If an artificial anus is created, with the peristalsis of the intestines, intestinal fluid flows out to the artificial anus from time to time, and excessive fecal water will also corrode the skin around the artificial anus, causing eczema, bringing a lot of trouble to the patient. Therefore, patients who have an artificial anus should transition from liquid diet to normal diet as soon as possible to reduce the amount of excrement and alleviate the patient's pain. Generally, after 1-2 days of liquid diet after surgery, it can be changed to low-fiber semi-liquid diet, and then quickly transition to eating bread, steamed buns, biscuits, and other foods, while eating more fresh fruits and vegetables, keeping the stool formed and soft, which can reduce its irritation to the skin and is also convenient for the patient to take care of themselves.
After the patient recovers and returns to work, there is little difference in the diet at this stage compared to ordinary people. However, it is necessary to remind one point, try to let the food stay in the mouth for a longer time and chew more, which can reduce the burden on the intestines and is conducive to the digestion and absorption of food.
Finally, it must be emphasized that there are two taboos in diet adjustment after intestinal surgery: one is to avoid overeating, and the other is to avoid eating unrefrigerated food. Otherwise, it will increase the burden on the intestines, which is not conducive to healing and functional recovery.
7. Conventional methods of Western medicine for treating ileal malformations
Surgery is the only treatment method, about 80% of cases are operated due to acute abdomen. Symptomless small intestinal repeated malformations should also be surgically removed to prevent complications and the occurrence of cancer later in life.
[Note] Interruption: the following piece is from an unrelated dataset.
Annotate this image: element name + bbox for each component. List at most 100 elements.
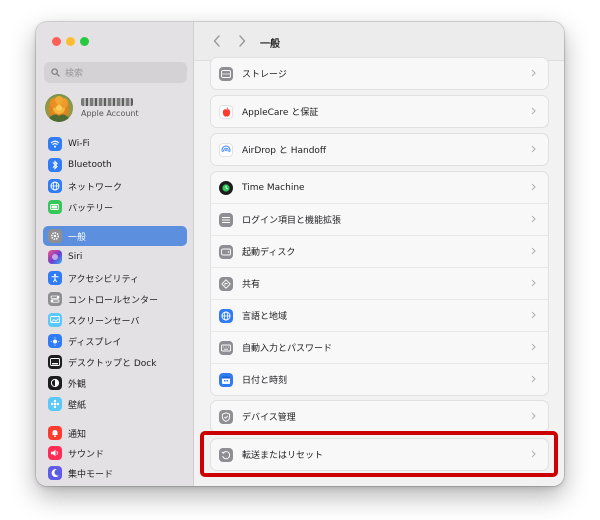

1. Repeated malformation cyst resection: Some small intestinal repeated malformations have separate mesentery and vascular branches, and the cyst can be completely resected.
2. Repeated malformation and main intestinal tract resection anastomosis: Repeated malformations sharing nutritional vessels and muscular walls with the main intestinal tract and repeated malformations within the intestinal wall are difficult to be resected alone.
3. Repeated malformation mucosal stripping surgery: A wide range of repeated malformations affecting most of the small intestine, mucosal stripping of the malformed intestinal tract alone will lead to short bowel syndrome in patients who have had intestinal resection.